I've seen some sources on the subject on the web playing down the importance of these very simple wrapper classes citing that it is a lot of work for not much benefit, however, this is the very LEAST of what you must do in order to bring about this most important of seperation between concerns. Whether you are using datasets or mapped NHibernate entity objects, you MUST resist the temptation to reference these entity/dataset objects directly in business logic code. The way to achieve this is to write a wrapper class around these often volatile database objects, and reference the wrapped object instead. I say it is the least of what you must do because I now arrive at the point for motivating my rule #2:

Rule #2: Program all your business logic against an interface of the domain object, not the domain object itself

Why an interface?
  1. It allows you to re-use business logic between implementations with different data requirements.
  2. Those familiar with RhinoMocks should be smiling right now...(for the rest: in general RhinoMocks only allows you to mock interfaces)
Re-use of business logic? Suppose you have an object that needs to be manipulated by a processing pipeline, for instance: an accounting application has to make an Order book entry. If my domain process class is OrderWriter, and I make it operate on an IOrder instead of a concrete Order implementation, do you see the opportunity to potentially use OrderWriter to be able to populate two different kinds of orders, both implementing IOrder? As you can start to visualize, my data access object wrapper object implements IOrder(amongst any others I may choose), an instance of which gets passed to OrderWriter at run-time. When OrderWriter calls IOrder.Save(), the business logic is completely agnostic to how this happens - I have my all-important seperation.

Caveat 1: How do I construct something which is an interface?
Suppose my OrderWriter only uses IOrder's and needs to create a new one? Use the well-known Factory Class pattern. In OrderWriter, in order to construct a new order, I call IOrderFactory.CreateInstance(). In my client code of OrderWriter, I create a concrete implementation MyOrderFactory that implements IOrderFactory, that knows how to construct a new concrete ClientOrder, which implements IOrder. So OrderWriter now looks like this:

class OrderWriter
     public OrderWriter(IOrderFactory orderFactory)
          mOrderFactory = orderFactory;

      void WriteOrder(IOrder order)
           IOrder oppositeLeg = mOrderFactory.CreateInstance();

     IOrderFactory mOrderFactory;

As you can see, our domain class now becomes a dependency injected, unit testable class, where the data access part is easily mocked out by testing the method with a mocked-out IOrder.

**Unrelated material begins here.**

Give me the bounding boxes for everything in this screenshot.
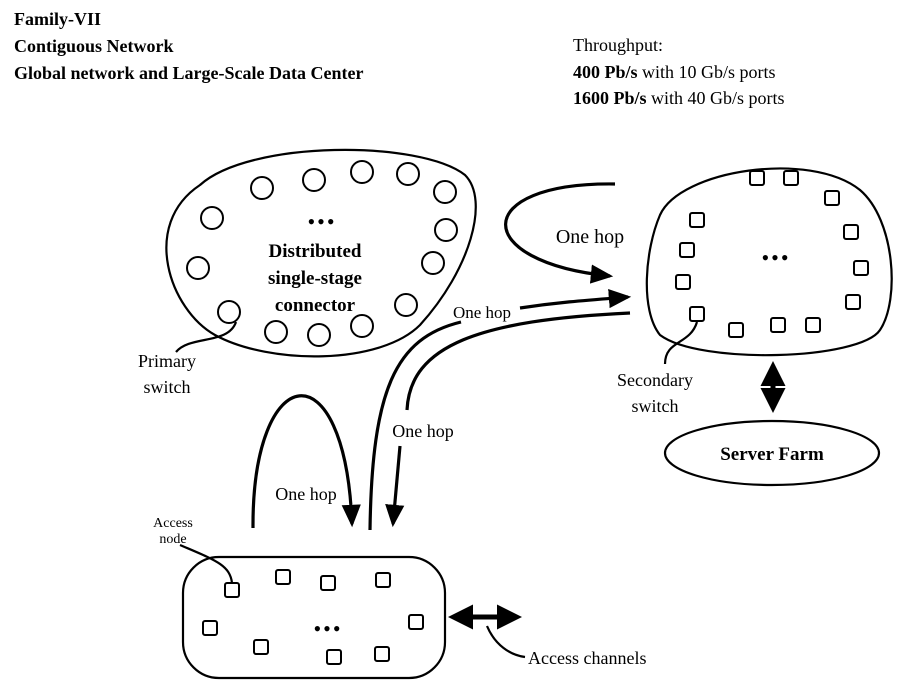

var order = MockRepository.GenerateMock<IOrder>();
var orderFactory = MockRepository.GenerateStub<IOrderFactory>();
orderFactory.Stub(x => x.CreateInstance().Return(MockRepository.GenerateMock<IOrder>());

order.AssertWasCalled(x => x.Save());

and so on.

In my own application, the data access object wrapper class(the one actually implementing IOrder) ended up delegating storage to datarow fields from each of the implemented IOrder property setters, and returning the datarow value in return in the property getter. This way the database access code is nicely isolated from and invisible to the concerns of the business layer.